Мадлон в поддатии держалась уже много хуже. Уставив задранный носик на картины, она молола глупости; хозяйка, заметив это и пытаясь замять неловкость, опять взялась за аккордеон, и все — мы трое тоже, но тихо, фальшиво и нескладно — запели ту самую песню, что слышали с берега; потом — другую.
Робинзон ухитрился завязать разговор со старым господином, который, по-видимому, был знатоком по части разведения какао. Прекрасная тема. Один колонизатор, два колонизатора.
— Когда я был в Африке, — к изумлению своему, услышал я откровения Робинзона, — когда я был там агрономом-инженером компании «Сранодан», — повторил он, — я отправлял на сбор плодов население целых деревень… — И так далее.
Меня он не видел и поэтому сочинял с подъемом. На всю катушку. Сколько влезет. Псевдовоспоминания. На вкус господина… Ложь на лжи. Все, что он мог придумать, чтобы стать на равную ногу со старым знатоком вопроса. Хотя Робинзон выражался сдержанно, он все равно раздражал меня, и мне было неловко за его вранье.
Его с почетом усадили в самую середку большого надушенного дивана; в правой руке он держал рюмку коньяку, левой — размашисто жестикулировал, живописуя величавость не покоренных еще тропических лесов и неистовство экваториальных циклонов. Его несло, безудержно несло… Эх, и нахохотался бы Альсид, сиди он сейчас с нами где-нибудь в уголке! Бедняга Альсид!
На барже — ничего не скажешь — было-таки хорошо. Особенно когда с реки потянуло ветерком и в иллюминаторах, как флажки, свежо и радостно захлопали плоеные занавески. Наконец снова подали мороженое, затем шампанское. У хозяина — он то и дело повторял это — был сегодня день рождения. Вот он и решил доставить удовольствие всем, кто встретится на дороге. В данном случае — нам. На час-другой, может быть, на три под его руководством помирятся и подружатся все — друзья, знакомые, даже чужаки, вроде нас троих, которых он за неимением лучшего подобрал на берегу, чтобы за столом не сидело тринадцать человек. На радостях меня тоже потянуло спеть, но я передумал, внезапно преисполнясь гордости и сознательности. Чтобы оправдать приглашение, от которого кровь бросилась мне в голову, я счел за благо объявить всем, что в моем лице они видят одного из самых выдающихся врачей Парижа. По моему костюму этим людям, ясное дело, об этом ни за что бы не догадаться. По заурядности моих спутников — тоже. Как только им стало известно, кто я, все пришли в восторг, были польщены и с ходу принялись посвящать меня в свои маленькие телесные неполадки; я воспользовался этим, чтобы подвалиться к дочке одного подрядчика, пухленькой девчонке, по любому поводу страдавшей крапивницей и кислой отрыжкой.

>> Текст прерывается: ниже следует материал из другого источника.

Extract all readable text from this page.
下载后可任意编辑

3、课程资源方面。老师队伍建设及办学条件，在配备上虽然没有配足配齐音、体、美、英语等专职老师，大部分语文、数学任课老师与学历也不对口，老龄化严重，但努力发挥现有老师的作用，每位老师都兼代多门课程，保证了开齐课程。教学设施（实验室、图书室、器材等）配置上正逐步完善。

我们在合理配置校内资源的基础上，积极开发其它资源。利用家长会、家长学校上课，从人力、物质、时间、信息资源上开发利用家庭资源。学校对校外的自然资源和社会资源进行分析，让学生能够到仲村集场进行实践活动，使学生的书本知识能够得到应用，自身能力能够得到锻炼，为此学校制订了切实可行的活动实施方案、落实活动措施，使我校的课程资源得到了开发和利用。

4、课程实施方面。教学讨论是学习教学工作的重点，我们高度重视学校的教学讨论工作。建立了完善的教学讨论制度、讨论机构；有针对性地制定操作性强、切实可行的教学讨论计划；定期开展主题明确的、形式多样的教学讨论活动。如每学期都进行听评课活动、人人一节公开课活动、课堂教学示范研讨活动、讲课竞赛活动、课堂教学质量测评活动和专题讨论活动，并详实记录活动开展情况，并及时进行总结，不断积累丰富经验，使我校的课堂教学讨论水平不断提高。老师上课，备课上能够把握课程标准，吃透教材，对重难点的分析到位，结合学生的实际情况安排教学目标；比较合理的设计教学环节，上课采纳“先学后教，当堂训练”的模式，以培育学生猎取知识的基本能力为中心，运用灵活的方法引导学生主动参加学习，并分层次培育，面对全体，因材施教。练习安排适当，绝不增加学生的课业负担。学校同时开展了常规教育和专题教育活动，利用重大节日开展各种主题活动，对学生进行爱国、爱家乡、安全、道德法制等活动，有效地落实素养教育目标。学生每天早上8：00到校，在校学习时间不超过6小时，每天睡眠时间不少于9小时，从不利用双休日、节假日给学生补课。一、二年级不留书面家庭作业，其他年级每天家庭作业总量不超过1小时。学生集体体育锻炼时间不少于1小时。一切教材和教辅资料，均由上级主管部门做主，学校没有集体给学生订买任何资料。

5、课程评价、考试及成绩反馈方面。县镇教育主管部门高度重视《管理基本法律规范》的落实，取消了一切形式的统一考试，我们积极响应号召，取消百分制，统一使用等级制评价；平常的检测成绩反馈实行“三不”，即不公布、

Без привычки от хорошего стола и комфорта живо хмелеешь. Легко отворачиваешься от правды. Нужно вообще очень немного, чтобы отвернуться от нее. Мы ведь за нее не держимся. От неожиданного изобилия удовольствий вас разом бросает в мегаломанический бред. Вот и я, рассуждая с девчоночкой о ее крапивнице, нес черт-те что. Пробуя наподобие Робинзона стать с богачами на равную ногу с помощью лжи, этой валюты бедняков, ты как бы вырываешься из ежедневных унижений. Мы ведь все стыдимся своего не очень-то ухоженного тела, изъянов своего скелета. Я не мог показать собравшимся свою правду. Она была так же недостойна их, как мой зад. Я должен был любой ценой произвести хорошее впечатление.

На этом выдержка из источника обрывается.